I’m always forgetting how to update my raspberry pi, this is just short & to the point cheat sheet. If you’re accessing the pi remotely, the following commands can be run within a regular powershell terminal via Windows. Just make sure that you have the OpenSSH Client enabled on your windows machine. You should find this under Apps & Features > Optional features
.
Updating the OS
Raspberry uses a package management system to handle it’s updates (similar to npm, composer, yarn etc etc), so we need to check what we need to be updating first. Note that the keyword apt
is used by Debian based systems (such as Raspbian & Ubuntu), so this may be different depending on the OS:
sudo apt update
Sudo
is always used for elevated/important commands like this. Think of it as running a program in Windows as an administrator (like cmd terminal). You’ll be using it a lot in a Linux environment. So get aquainted. According to wikipedia, sudo is also sandwich related. But I’m not sure why.
When we’ve updated our list, we’ll see just what needs updating. The terminal should let you know what to do next.

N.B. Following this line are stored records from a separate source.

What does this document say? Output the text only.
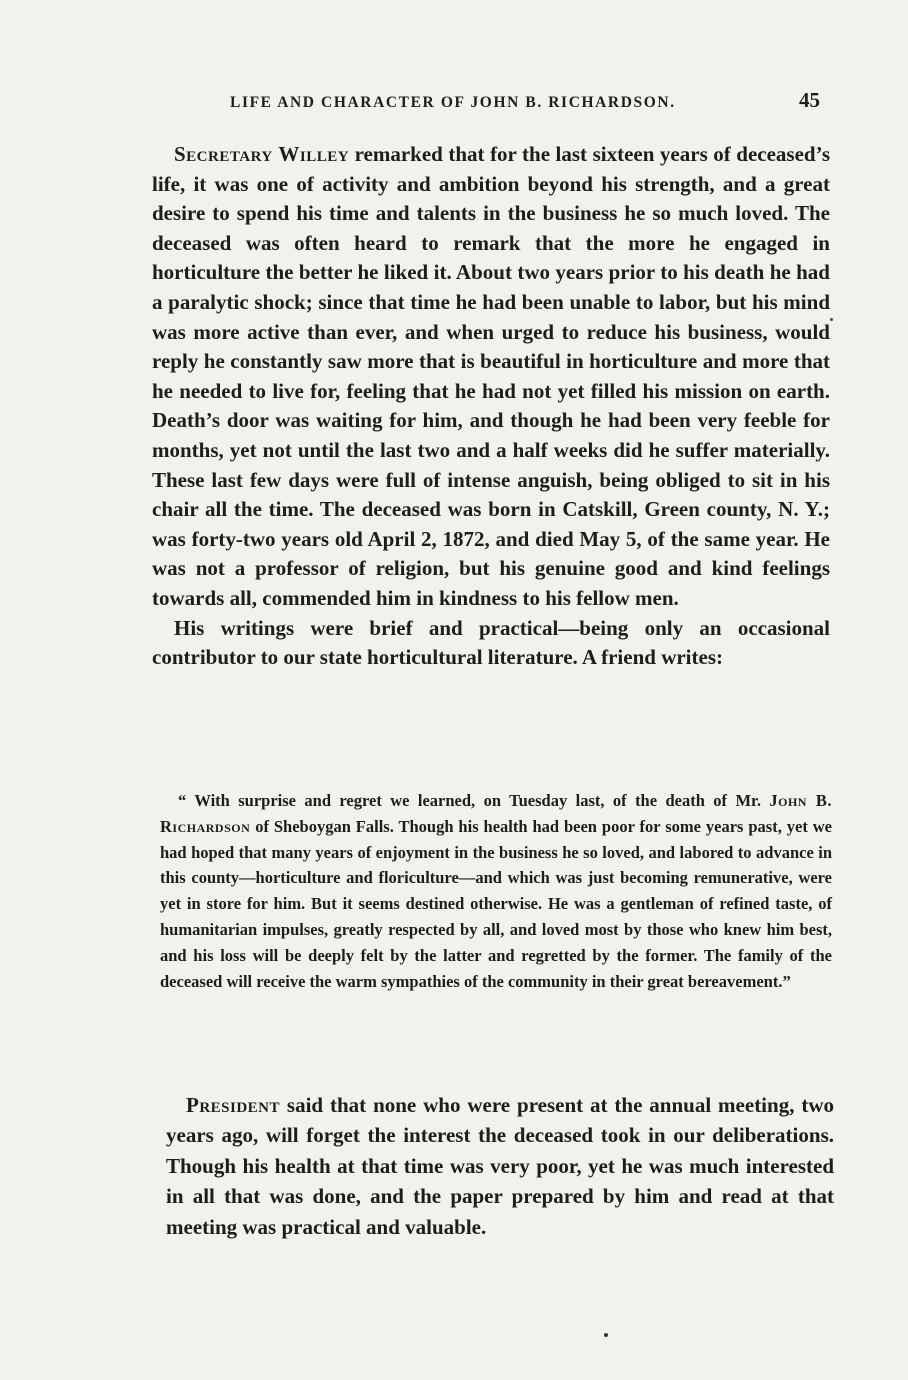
LIFE AND CHARACTER OF JOHN B. RICHARDSON.	45

Secretary Willey remarked that for the last sixteen years of deceased’s life, it was one of activity and ambition beyond his strength, and a great desire to spend his time and talents in the business he so much loved. The deceased was often heard to remark that the more he engaged in horticulture the better he liked it. About two years prior to his death he had a paralytic shock; since that time he had been unable to labor, but his mind was more active than ever, and when urged to reduce his business, would reply he constantly saw more that is beautiful in horticulture and more that he needed to live for, feeling that he had not yet filled his mission on earth. Death’s door was waiting for him, and though he had been very feeble for months, yet not until the last two and a half weeks did he suffer materially. These last few days were full of intense anguish, being obliged to sit in his chair all the time. The deceased was born in Catskill, Green county, N. Y.; was forty-two years old April 2, 1872, and died May 5, of the same year. He was not a professor of religion, but his genuine good and kind feelings towards all, commended him in kindness to his fellow men.

His writings were brief and practical—being only an occasional contributor to our state horticultural literature. A friend writes:

“ With surprise and regret we learned, on Tuesday last, of the death of Mr. John B. Richardson of Sheboygan Falls. Though his health had been poor for some years past, yet we had hoped that many years of enjoyment in the business he so loved, and labored to advance in this county—horticulture and floriculture—and which was just becoming remunerative, were yet in store for him. But it seems destined otherwise. He was a gentleman of refined taste, of humanitarian impulses, greatly respected by all, and loved most by those who knew him best, and his loss will be deeply felt by the latter and regretted by the former. The family of the deceased will receive the warm sympathies of the community in their great bereavement.”

President said that none who were present at the annual meeting, two years ago, will forget the interest the deceased took in our deliberations. Though his health at that time was very poor, yet he was much interested in all that was done, and the paper prepared by him and read at that meeting was practical and valuable.
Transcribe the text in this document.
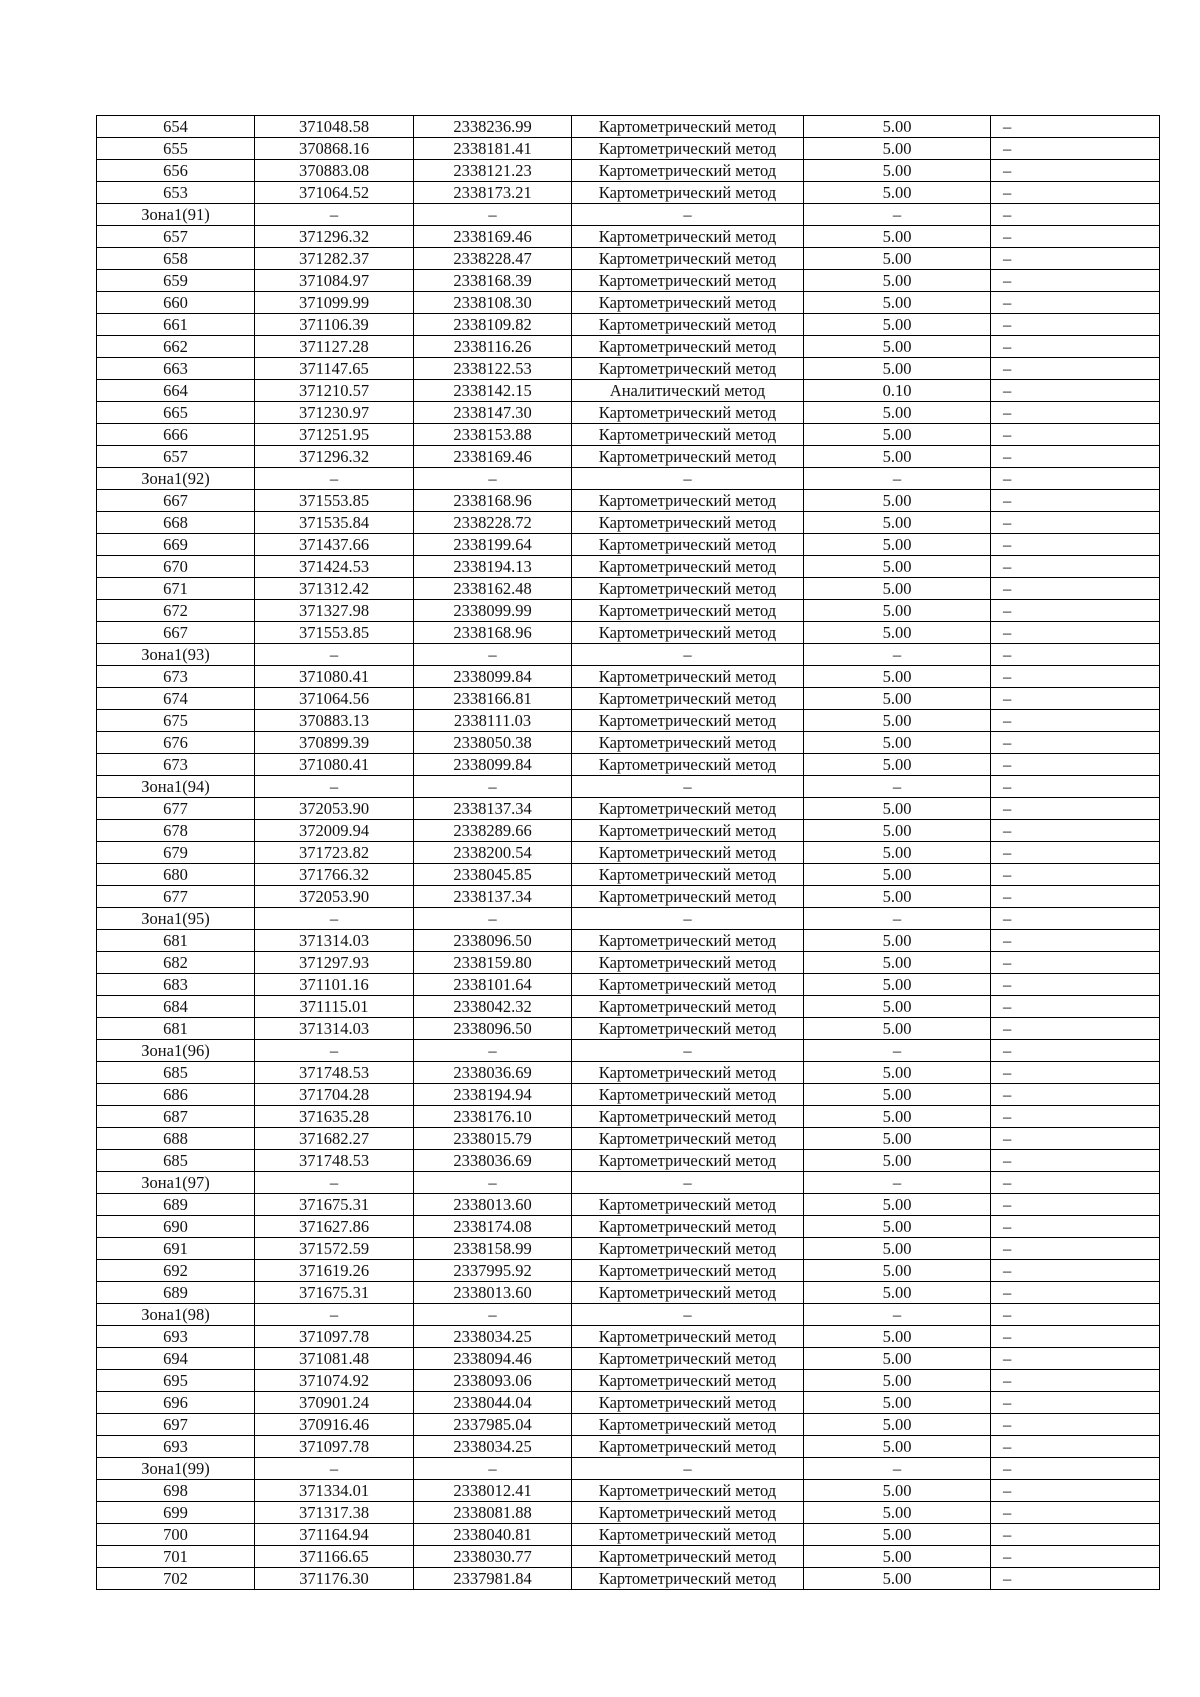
654	371048.58	2338236.99	Картометрический метод	5.00	–
655	370868.16	2338181.41	Картометрический метод	5.00	–
656	370883.08	2338121.23	Картометрический метод	5.00	–
653	371064.52	2338173.21	Картометрический метод	5.00	–
Зона1(91)	–	–	–	–	–
657	371296.32	2338169.46	Картометрический метод	5.00	–
658	371282.37	2338228.47	Картометрический метод	5.00	–
659	371084.97	2338168.39	Картометрический метод	5.00	–
660	371099.99	2338108.30	Картометрический метод	5.00	–
661	371106.39	2338109.82	Картометрический метод	5.00	–
662	371127.28	2338116.26	Картометрический метод	5.00	–
663	371147.65	2338122.53	Картометрический метод	5.00	–
664	371210.57	2338142.15	Аналитический метод	0.10	–
665	371230.97	2338147.30	Картометрический метод	5.00	–
666	371251.95	2338153.88	Картометрический метод	5.00	–
657	371296.32	2338169.46	Картометрический метод	5.00	–
Зона1(92)	–	–	–	–	–
667	371553.85	2338168.96	Картометрический метод	5.00	–
668	371535.84	2338228.72	Картометрический метод	5.00	–
669	371437.66	2338199.64	Картометрический метод	5.00	–
670	371424.53	2338194.13	Картометрический метод	5.00	–
671	371312.42	2338162.48	Картометрический метод	5.00	–
672	371327.98	2338099.99	Картометрический метод	5.00	–
667	371553.85	2338168.96	Картометрический метод	5.00	–
Зона1(93)	–	–	–	–	–
673	371080.41	2338099.84	Картометрический метод	5.00	–
674	371064.56	2338166.81	Картометрический метод	5.00	–
675	370883.13	2338111.03	Картометрический метод	5.00	–
676	370899.39	2338050.38	Картометрический метод	5.00	–
673	371080.41	2338099.84	Картометрический метод	5.00	–
Зона1(94)	–	–	–	–	–
677	372053.90	2338137.34	Картометрический метод	5.00	–
678	372009.94	2338289.66	Картометрический метод	5.00	–
679	371723.82	2338200.54	Картометрический метод	5.00	–
680	371766.32	2338045.85	Картометрический метод	5.00	–
677	372053.90	2338137.34	Картометрический метод	5.00	–
Зона1(95)	–	–	–	–	–
681	371314.03	2338096.50	Картометрический метод	5.00	–
682	371297.93	2338159.80	Картометрический метод	5.00	–
683	371101.16	2338101.64	Картометрический метод	5.00	–
684	371115.01	2338042.32	Картометрический метод	5.00	–
681	371314.03	2338096.50	Картометрический метод	5.00	–
Зона1(96)	–	–	–	–	–
685	371748.53	2338036.69	Картометрический метод	5.00	–
686	371704.28	2338194.94	Картометрический метод	5.00	–
687	371635.28	2338176.10	Картометрический метод	5.00	–
688	371682.27	2338015.79	Картометрический метод	5.00	–
685	371748.53	2338036.69	Картометрический метод	5.00	–
Зона1(97)	–	–	–	–	–
689	371675.31	2338013.60	Картометрический метод	5.00	–
690	371627.86	2338174.08	Картометрический метод	5.00	–
691	371572.59	2338158.99	Картометрический метод	5.00	–
692	371619.26	2337995.92	Картометрический метод	5.00	–
689	371675.31	2338013.60	Картометрический метод	5.00	–
Зона1(98)	–	–	–	–	–
693	371097.78	2338034.25	Картометрический метод	5.00	–
694	371081.48	2338094.46	Картометрический метод	5.00	–
695	371074.92	2338093.06	Картометрический метод	5.00	–
696	370901.24	2338044.04	Картометрический метод	5.00	–
697	370916.46	2337985.04	Картометрический метод	5.00	–
693	371097.78	2338034.25	Картометрический метод	5.00	–
Зона1(99)	–	–	–	–	–
698	371334.01	2338012.41	Картометрический метод	5.00	–
699	371317.38	2338081.88	Картометрический метод	5.00	–
700	371164.94	2338040.81	Картометрический метод	5.00	–
701	371166.65	2338030.77	Картометрический метод	5.00	–
702	371176.30	2337981.84	Картометрический метод	5.00	–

A full upgrade will be performed with the following command. It will ask for confirmation, where you will need to press y
to continue:
sudo apt full-upgrade
This upgrade may take a long time, depending on when you you last performed the upgrade. Once it’s done, you’ll want to reboot your pi:
sudo reboot
Post install cleanup
There will likely be some leftover files when your updated has completed, so you’ll want to clean them up. You’ll need to run these commands, one after the other:
sudo apt autoremove
sudo apt clean
Alternatively, you can run this all as one single command consecutively as follows:
sudo apt autoremove && sudo apt clean
With that, you should be done! This is how you update a raspberry pi!
My thoughts on Linux
I haven’t really had chance to get into linux, but it seems to handle things like updates in a very streamlined day. The only downside is that you will likely need to use the terminal. I hope to cover cmd basics in a later article. It’s a very powerful tool once you get the hang of it.